The Barnard's Star is the brightest object in the animation, which show how much it moved from 1991 (star on the right) to 2014 (star on the left). Click on the image for a larger version.

The Barnard’s Star is the brightest object in the animation, which show how much it moved from 1991 (star on the right) to 2014 (star on the left). Click on the image for a larger version.

A quick glance to the starry sky will often leave the casual stargazer with the impression that nothing is changing up there. Since the ancient times, man was captured by the motionless, fixed stars, almost suggesting something eternal, compared to the wandering lights he called “Planets”,  from the Greek ἀστὴρ πλανήτης (astēr planētēs), that is “wandering star”. The huge distances involved there are the main reason for that apparent quietness.

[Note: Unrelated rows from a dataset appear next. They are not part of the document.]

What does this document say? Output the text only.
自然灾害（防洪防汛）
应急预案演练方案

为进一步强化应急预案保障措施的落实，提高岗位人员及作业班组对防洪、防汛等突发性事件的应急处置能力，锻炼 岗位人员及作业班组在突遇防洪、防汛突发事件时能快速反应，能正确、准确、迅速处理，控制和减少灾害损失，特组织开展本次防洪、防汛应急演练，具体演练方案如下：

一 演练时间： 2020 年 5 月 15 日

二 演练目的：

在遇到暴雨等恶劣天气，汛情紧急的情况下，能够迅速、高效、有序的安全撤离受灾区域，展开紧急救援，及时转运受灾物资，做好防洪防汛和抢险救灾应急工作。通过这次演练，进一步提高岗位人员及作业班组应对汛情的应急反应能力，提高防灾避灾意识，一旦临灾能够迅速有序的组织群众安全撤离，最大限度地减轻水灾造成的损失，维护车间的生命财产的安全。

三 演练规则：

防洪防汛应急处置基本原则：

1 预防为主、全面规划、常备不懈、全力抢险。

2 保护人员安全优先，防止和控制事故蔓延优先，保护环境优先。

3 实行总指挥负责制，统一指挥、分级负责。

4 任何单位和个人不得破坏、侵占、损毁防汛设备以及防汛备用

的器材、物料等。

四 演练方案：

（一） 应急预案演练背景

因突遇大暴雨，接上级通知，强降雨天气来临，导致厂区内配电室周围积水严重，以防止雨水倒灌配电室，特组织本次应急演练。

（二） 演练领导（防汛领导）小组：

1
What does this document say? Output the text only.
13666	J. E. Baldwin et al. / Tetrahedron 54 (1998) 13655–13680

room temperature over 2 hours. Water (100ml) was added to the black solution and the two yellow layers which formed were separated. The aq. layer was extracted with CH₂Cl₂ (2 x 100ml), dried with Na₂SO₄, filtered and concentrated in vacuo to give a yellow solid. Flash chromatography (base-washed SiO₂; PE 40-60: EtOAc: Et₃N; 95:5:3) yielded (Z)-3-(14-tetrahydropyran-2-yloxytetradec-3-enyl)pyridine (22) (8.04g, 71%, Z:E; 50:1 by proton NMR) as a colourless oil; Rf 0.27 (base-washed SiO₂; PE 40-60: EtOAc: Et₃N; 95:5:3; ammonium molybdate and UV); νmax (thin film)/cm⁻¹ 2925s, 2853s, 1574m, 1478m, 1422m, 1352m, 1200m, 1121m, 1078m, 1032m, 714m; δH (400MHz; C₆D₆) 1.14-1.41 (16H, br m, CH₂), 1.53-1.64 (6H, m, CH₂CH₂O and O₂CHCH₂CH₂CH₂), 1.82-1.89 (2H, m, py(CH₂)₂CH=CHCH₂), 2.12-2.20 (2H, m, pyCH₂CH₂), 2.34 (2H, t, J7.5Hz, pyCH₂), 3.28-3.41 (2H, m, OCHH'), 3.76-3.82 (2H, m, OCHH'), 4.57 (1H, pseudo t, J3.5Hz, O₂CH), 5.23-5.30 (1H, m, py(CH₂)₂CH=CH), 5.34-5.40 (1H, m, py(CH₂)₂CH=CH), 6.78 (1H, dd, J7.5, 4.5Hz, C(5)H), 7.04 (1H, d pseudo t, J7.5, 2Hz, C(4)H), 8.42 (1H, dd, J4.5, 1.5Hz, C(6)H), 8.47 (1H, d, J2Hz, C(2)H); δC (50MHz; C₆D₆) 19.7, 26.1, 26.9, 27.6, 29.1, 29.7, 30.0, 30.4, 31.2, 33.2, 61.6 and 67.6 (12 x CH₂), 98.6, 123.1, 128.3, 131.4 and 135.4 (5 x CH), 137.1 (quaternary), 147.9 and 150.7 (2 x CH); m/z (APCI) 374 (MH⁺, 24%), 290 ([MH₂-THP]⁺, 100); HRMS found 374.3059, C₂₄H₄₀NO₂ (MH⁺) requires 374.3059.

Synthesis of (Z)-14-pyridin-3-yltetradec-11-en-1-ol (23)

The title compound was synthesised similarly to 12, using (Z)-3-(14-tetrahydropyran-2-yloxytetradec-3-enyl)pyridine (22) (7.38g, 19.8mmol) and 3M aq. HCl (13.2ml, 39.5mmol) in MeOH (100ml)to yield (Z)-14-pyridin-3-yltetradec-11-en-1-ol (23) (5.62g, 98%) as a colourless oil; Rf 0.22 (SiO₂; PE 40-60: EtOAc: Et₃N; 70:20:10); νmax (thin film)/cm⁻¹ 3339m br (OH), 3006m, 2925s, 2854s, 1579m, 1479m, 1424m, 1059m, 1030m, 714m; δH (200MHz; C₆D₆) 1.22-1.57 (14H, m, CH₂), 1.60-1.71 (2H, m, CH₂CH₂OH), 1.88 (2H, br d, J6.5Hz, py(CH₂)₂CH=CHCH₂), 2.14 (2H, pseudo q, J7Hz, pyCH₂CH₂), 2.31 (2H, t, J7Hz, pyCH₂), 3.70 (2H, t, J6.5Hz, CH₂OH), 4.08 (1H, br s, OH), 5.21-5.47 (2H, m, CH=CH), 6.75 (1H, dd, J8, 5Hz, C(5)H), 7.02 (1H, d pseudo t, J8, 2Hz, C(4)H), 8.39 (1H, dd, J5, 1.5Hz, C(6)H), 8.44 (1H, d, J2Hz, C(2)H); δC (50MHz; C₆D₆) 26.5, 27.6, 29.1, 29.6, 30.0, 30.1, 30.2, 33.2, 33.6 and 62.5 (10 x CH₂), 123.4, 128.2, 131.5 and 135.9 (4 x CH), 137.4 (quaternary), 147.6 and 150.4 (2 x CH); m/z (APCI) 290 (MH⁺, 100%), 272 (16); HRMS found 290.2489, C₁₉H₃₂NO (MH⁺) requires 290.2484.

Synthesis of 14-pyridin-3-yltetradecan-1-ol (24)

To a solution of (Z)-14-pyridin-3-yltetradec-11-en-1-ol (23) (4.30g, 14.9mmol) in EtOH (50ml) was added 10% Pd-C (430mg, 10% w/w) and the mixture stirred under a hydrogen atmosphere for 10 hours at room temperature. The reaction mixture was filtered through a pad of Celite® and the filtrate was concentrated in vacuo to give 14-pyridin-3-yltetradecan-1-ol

But this is just an impression: behind that apparent crystal sky, there are plenty of rhythms, motions and variations, not only because of the close Solar System objects (we are not surprised to see them in motion, as they are “close”, think of the Moon), but stars are doing crazy things out there. You have a plethora of variable stars, continuously changing their brightness – sometimes in a very dramatic way – but there are also stars changing their position quite fast… if “fast” for you means something you can spot with a telescope after a few months. Among the naked eye stars, the bright Arcturus, alpha Bootis and the 4th brightest star in the sky, is certainly an outstanding case: in about 1000 years it moves of an angle as a full Moon disk (0.5 degrees). But you might not have enough time to enjoy that.

So, you are probably still asking which star is apparently the fastest out there and if its motion can be recorded in the human lifetime. You are lucky, there is a positive answer, with several stars making possible for you to easily see – with a telescope – a star moving against the more distant starry background while you are alive. But if you want to see the most spectacular one, here it is the queen: the Barnard’s Star.

This “obscure” star is not visible to the naked eye: it is a mag 9.5 star, placed in the constellation of Ophiucus, much smaller – both in mass and diameter – than our Sun: actually, it is a red-dwarf star. Also, after the triple system of Alpha Centauri, the Barnard’s Star is the closest, the closest in absolute above the celestial equator. Furthermore, for some time astronomers claimed it could host a planetary system, never confirmed.

The star was named after the american astronomer Edward Emerson Barnard, who noticed in 1916 its more than 10″/year, high proper motion (among other things, Barnard spotted emission lines in the light of Novae, thus suggesting they were an explosive event). For sure, this star is amazing, accessible with small telescopes, which can firmly record, say in the timescale of one year, its proper motion.

At Virtual Telescope we wanted to do exactly this, so on 5 June 2014 we took an image of the star with the 17″ robotic unit, then we compared it with a plate from the Palomar Observatory Sky Survey (POSS), taken almost exactly 23 years before, in June 1991. The two images were properly aligned and used in the animation. No further comments are necessary: the star is jumping back and forth, of such an amplitude that it looks like an a bright asteroid.

We hope you will look for this intriguing star during the incoming warm, sweet late Spring/early Summer nights. Enjoy!